The New START, which came into force in 2011, limits the number of nuclear warheads and intercontinental ballistic missiles that each country can deploy. It was due to expire next month.

“The president has long been clear that the New START Treaty is in the national security interest of the United States. This extension makes even more sense when the relationship with Russia is adversarial as it is at this time,” Psaki told reporters during a briefing.

Psaki’s comments come a day after Moscow said it sought a five-year extension of the treaty with no additional conditions so Russia and the US can “seriously and jointly search for answers to questions of international security and strategic stability”.

The Trump administration made a late bid to extend the treaty, but its conditions were rejected by Russia.

Psaki noted that the treaty, which is the last remaining since the Trump administration withdrew from two others, was “an anchor of strategic stability between our two countries”.

She said the extension comes while President Joe Biden asked the intelligence community to look closely into Russia’s cyberattacks, its alleged interference in the 2020 election and other actions.

Despite the extension proposal, Psaki said Biden was committed to holding Russia “to account for its reckless and adversarial actions”, such as its alleged involvement in the Solar Winds hacking event, 2020 election interference, the chemical poisoning of opposition figure Alexei Navalny and the widely reported allegations that Russia may have offered bounties to the Taliban to kill American soldiers in Afghanistan.

The Pentagon’s chief spokesman, John Kirby, said allowing the treaty to lapse would have weakened US understanding of Russia’s nuclear forces.

“Extending the treaty’s limitations on stockpiles of strategic nuclear weapons until 2026 allows time and space for our two nations to explore new verifiable arms control arrangements that could further reduce risks to Americans,” he said. “And the department stands ready to support our colleagues in the State Department as they effect this extension and explore those new arrangements.”

Biden’s national security adviser, Jake Sullivan, was to convey the extension proposal to Russia’s ambassador to the US, Anatoly Antonov, on Thursday afternoon, according to an official familiar with the matter, who spoke to The Associated Press news agency on condition of anonymity to discuss private diplomatic conversations.

NATO Secretary-General Jens Stoltenberg earlier on Thursday called on the US and Russia to extend the treaty and to later broaden it.

“We should not end up in a situation with no limitation on nuclear warheads, and New START will expire within days,” Stoltenberg told reporters in Brussels.
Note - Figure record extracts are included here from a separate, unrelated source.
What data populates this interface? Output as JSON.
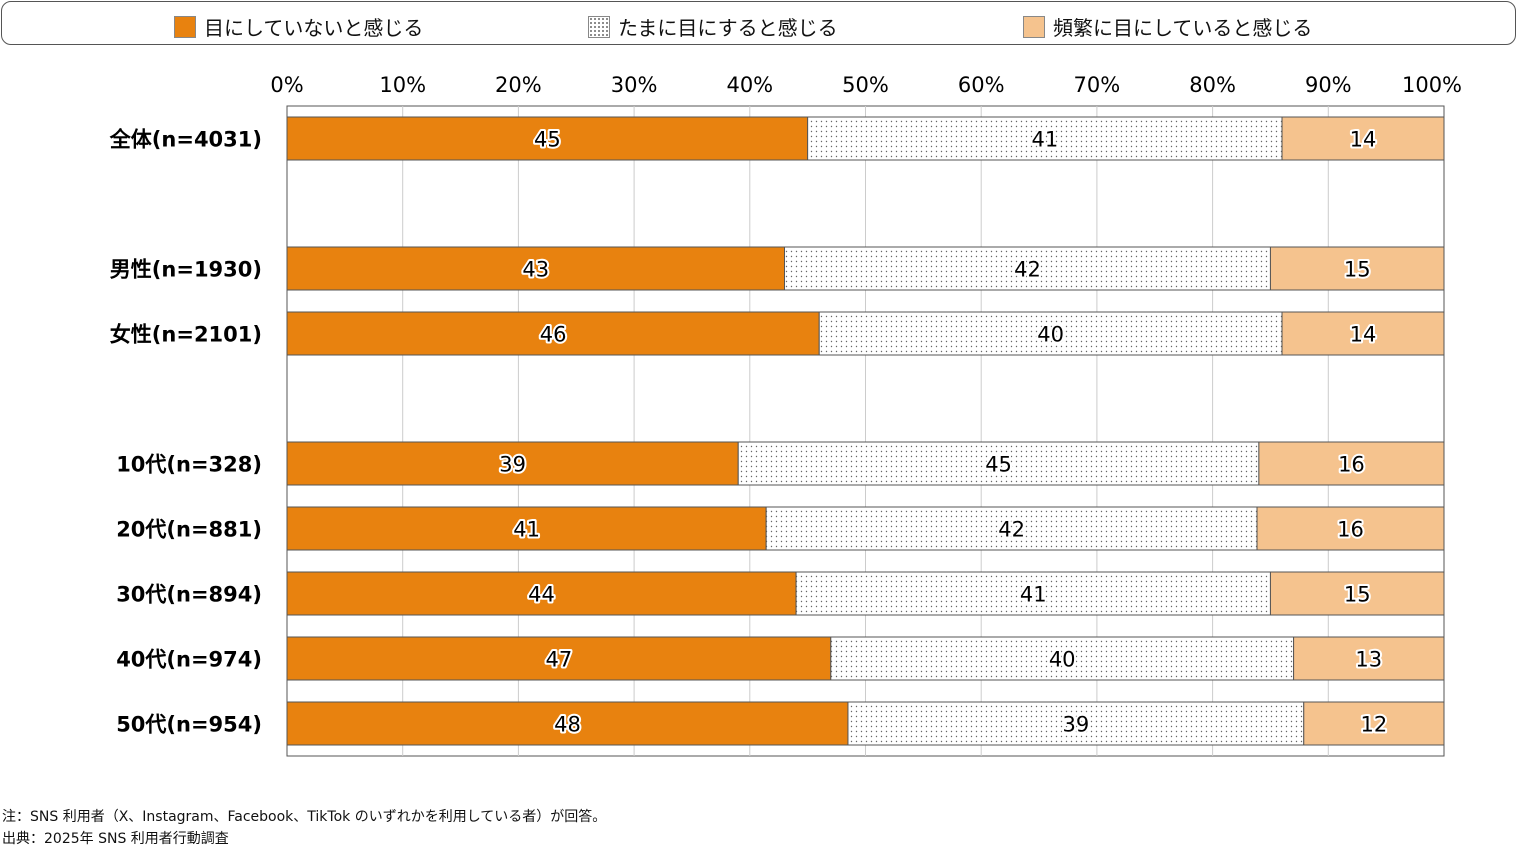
{
  "chart_data": {
    "type": "bar",
    "orientation": "horizontal",
    "stacked": true,
    "legend_placement": "top",
    "xlim": [
      0,
      100
    ],
    "x_ticks": [
      "0%",
      "10%",
      "20%",
      "30%",
      "40%",
      "50%",
      "60%",
      "70%",
      "80%",
      "90%",
      "100%"
    ],
    "categories": [
      "全体(n=4031)",
      "男性(n=1930)",
      "女性(n=2101)",
      "10代(n=328)",
      "20代(n=881)",
      "30代(n=894)",
      "40代(n=974)",
      "50代(n=954)"
    ],
    "series": [
      {
        "name": "目にしていないと感じる",
        "color": "#e8820f",
        "pattern": "solid",
        "values": [
          45,
          43,
          46,
          39,
          41,
          44,
          47,
          48
        ]
      },
      {
        "name": "たまに目にすると感じる",
        "color": "#ffffff",
        "pattern": "dots",
        "values": [
          41,
          42,
          40,
          45,
          42,
          41,
          40,
          39
        ]
      },
      {
        "name": "頻繁に目にしていると感じる",
        "color": "#f5c38e",
        "pattern": "solid",
        "values": [
          14,
          15,
          14,
          16,
          16,
          15,
          13,
          12
        ]
      }
    ]
  },
  "notes": {
    "note": "注：SNS 利用者（X、Instagram、Facebook、TikTok のいずれかを利用している者）が回答。",
    "source": "出典：2025年 SNS 利用者行動調査"
  }
}
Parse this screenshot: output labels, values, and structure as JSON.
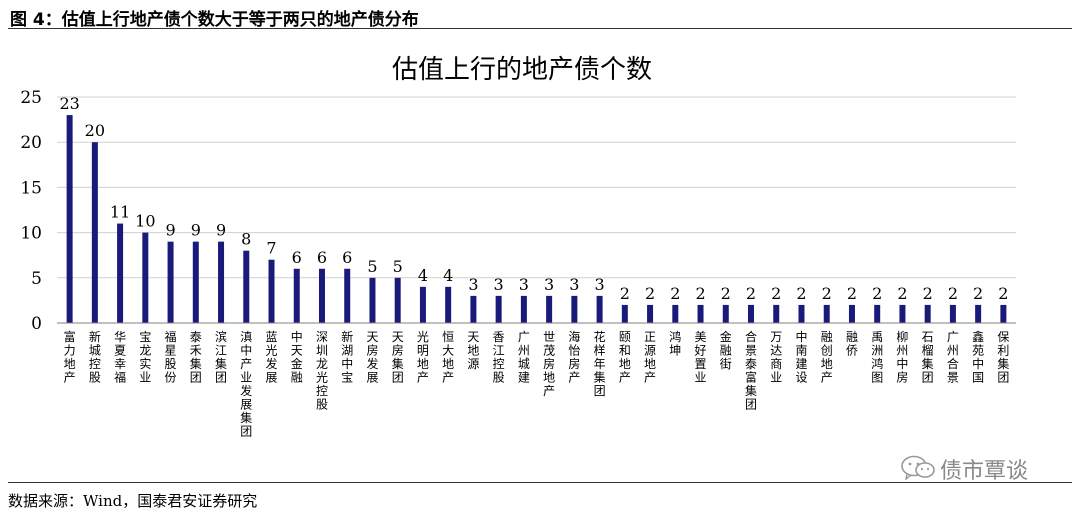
{
  "figure_title": "图 4：估值上行地产债个数大于等于两只的地产债分布",
  "source": "数据来源：Wind，国泰君安证券研究",
  "watermark": "债市覃谈",
  "icons": {
    "watermark": "wechat-icon"
  },
  "colors": {
    "bar": "#1a1a7a",
    "grid": "#d0d0d0",
    "axis": "#808080"
  },
  "chart_data": {
    "type": "bar",
    "title": "估值上行的地产债个数",
    "xlabel": "",
    "ylabel": "",
    "ylim": [
      0,
      25
    ],
    "yticks": [
      0,
      5,
      10,
      15,
      20,
      25
    ],
    "grid": true,
    "legend": "none",
    "categories": [
      "富力地产",
      "新城控股",
      "华夏幸福",
      "宝龙实业",
      "福星股份",
      "泰禾集团",
      "滨江集团",
      "滇中产业发展集团",
      "蓝光发展",
      "中天金融",
      "深圳龙光控股",
      "新湖中宝",
      "天房发展",
      "天房集团",
      "光明地产",
      "恒大地产",
      "天地源",
      "香江控股",
      "广州城建",
      "世茂房地产",
      "海怡房产",
      "花样年集团",
      "颐和地产",
      "正源地产",
      "鸿坤",
      "美好置业",
      "金融街",
      "合景泰富集团",
      "万达商业",
      "中南建设",
      "融创地产",
      "融侨",
      "禹洲鸿图",
      "柳州中房",
      "石榴集团",
      "广州合景",
      "鑫苑中国",
      "保利集团"
    ],
    "values": [
      23,
      20,
      11,
      10,
      9,
      9,
      9,
      8,
      7,
      6,
      6,
      6,
      5,
      5,
      4,
      4,
      3,
      3,
      3,
      3,
      3,
      3,
      2,
      2,
      2,
      2,
      2,
      2,
      2,
      2,
      2,
      2,
      2,
      2,
      2,
      2,
      2,
      2
    ]
  }
}
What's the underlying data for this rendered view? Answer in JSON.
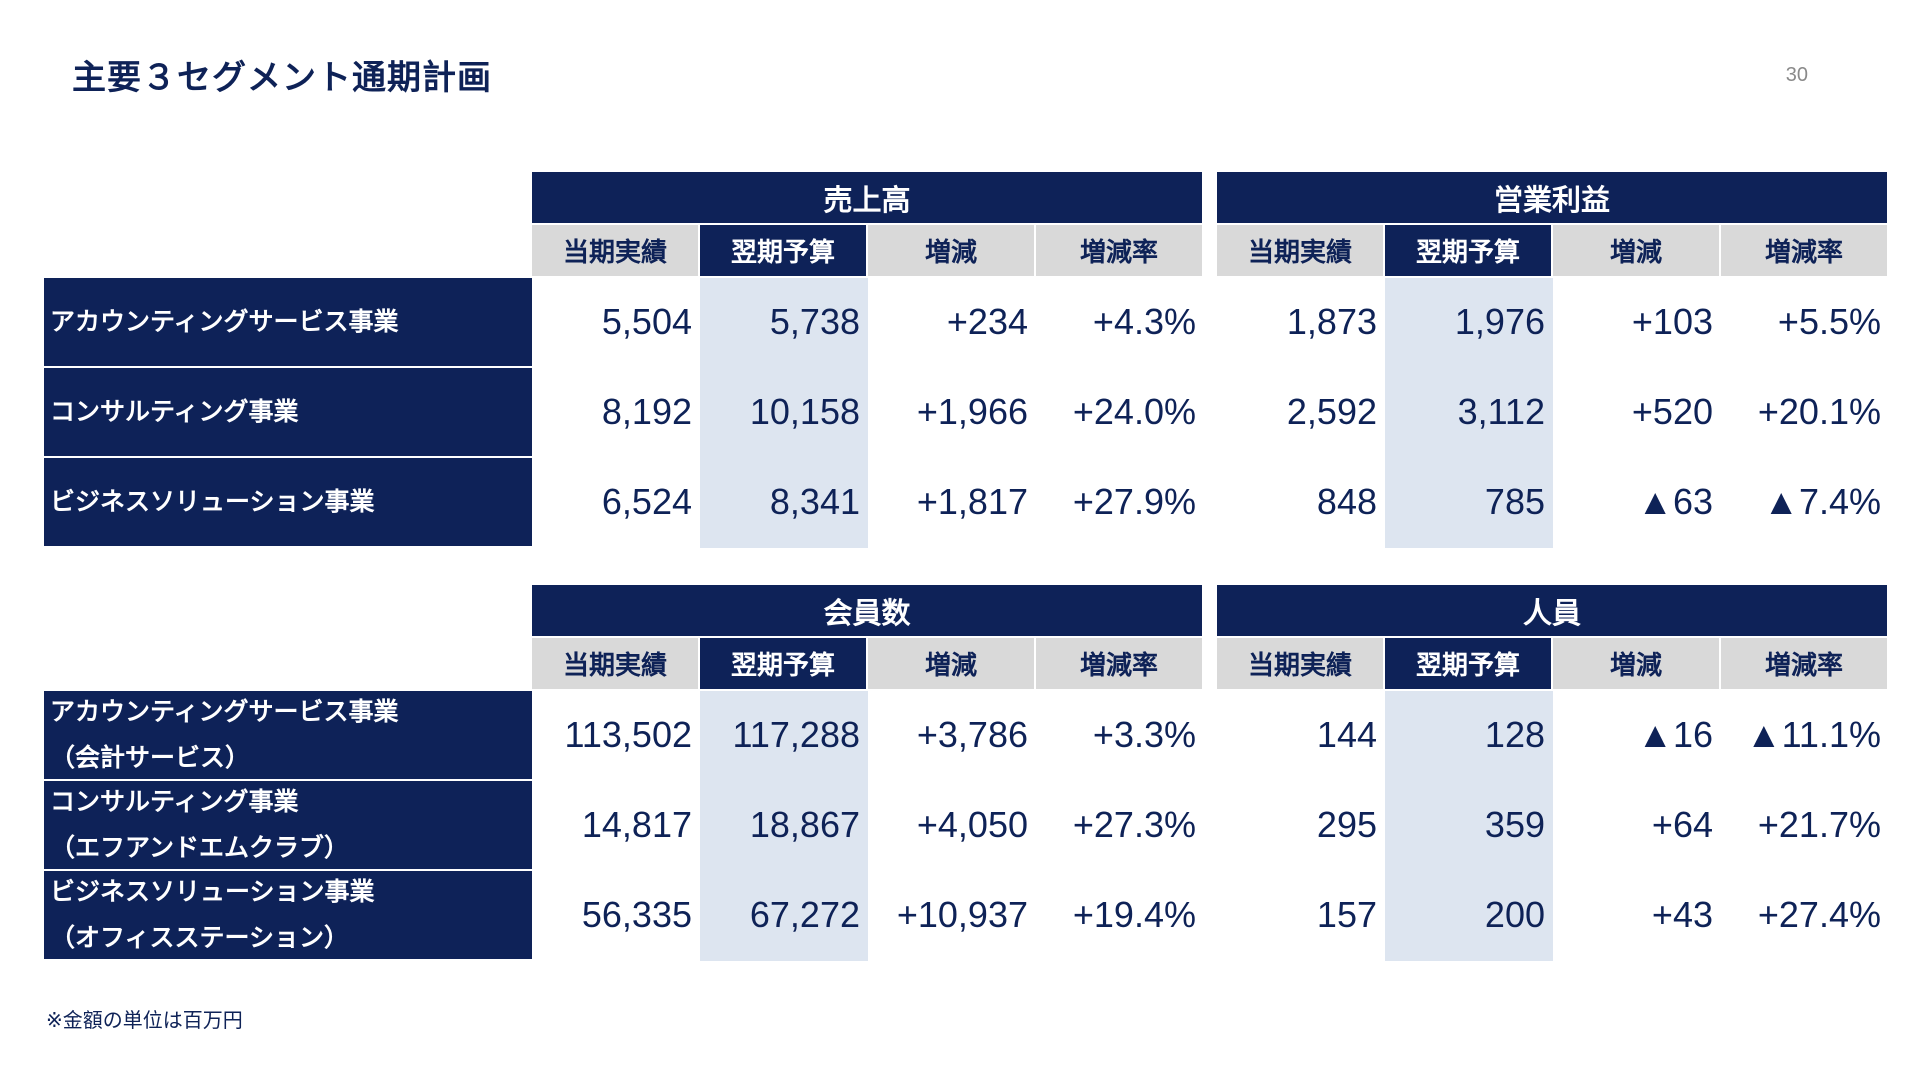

The treaty expires on February 5.

Stoltenberg underlined that “an extension of the New START is not the end, it’s the beginning of our efforts to further strengthen arms control”.

The treaty, signed in 2010 by President Barack Obama and Russian President Dmitry Medvedev, limits each country to no more than 1,550 deployed nuclear warheads.

Former President Donald Trump had been highly critical of New START, asserting that it put the US at a disadvantage. His administration waited until last year to engage Russia in substantive talks on the treaty’s future. Trump insisted that China be added to the treaty, but Beijing rejected the idea out of hand.

Trump’s lead negotiator on New START discussions with the Russians, Marshall S Billingslea, wrote on Twitter on Thursday that Biden would be making a mistake by quickly agreeing to a five-year extension.

“Hope this is not true,” he wrote, referring to news reports of Thursday’s proposal. “If so, shows stunning lack of negotiating skill. Took just 24 hours for Biden team to squander most significant leverage we have over Russia.”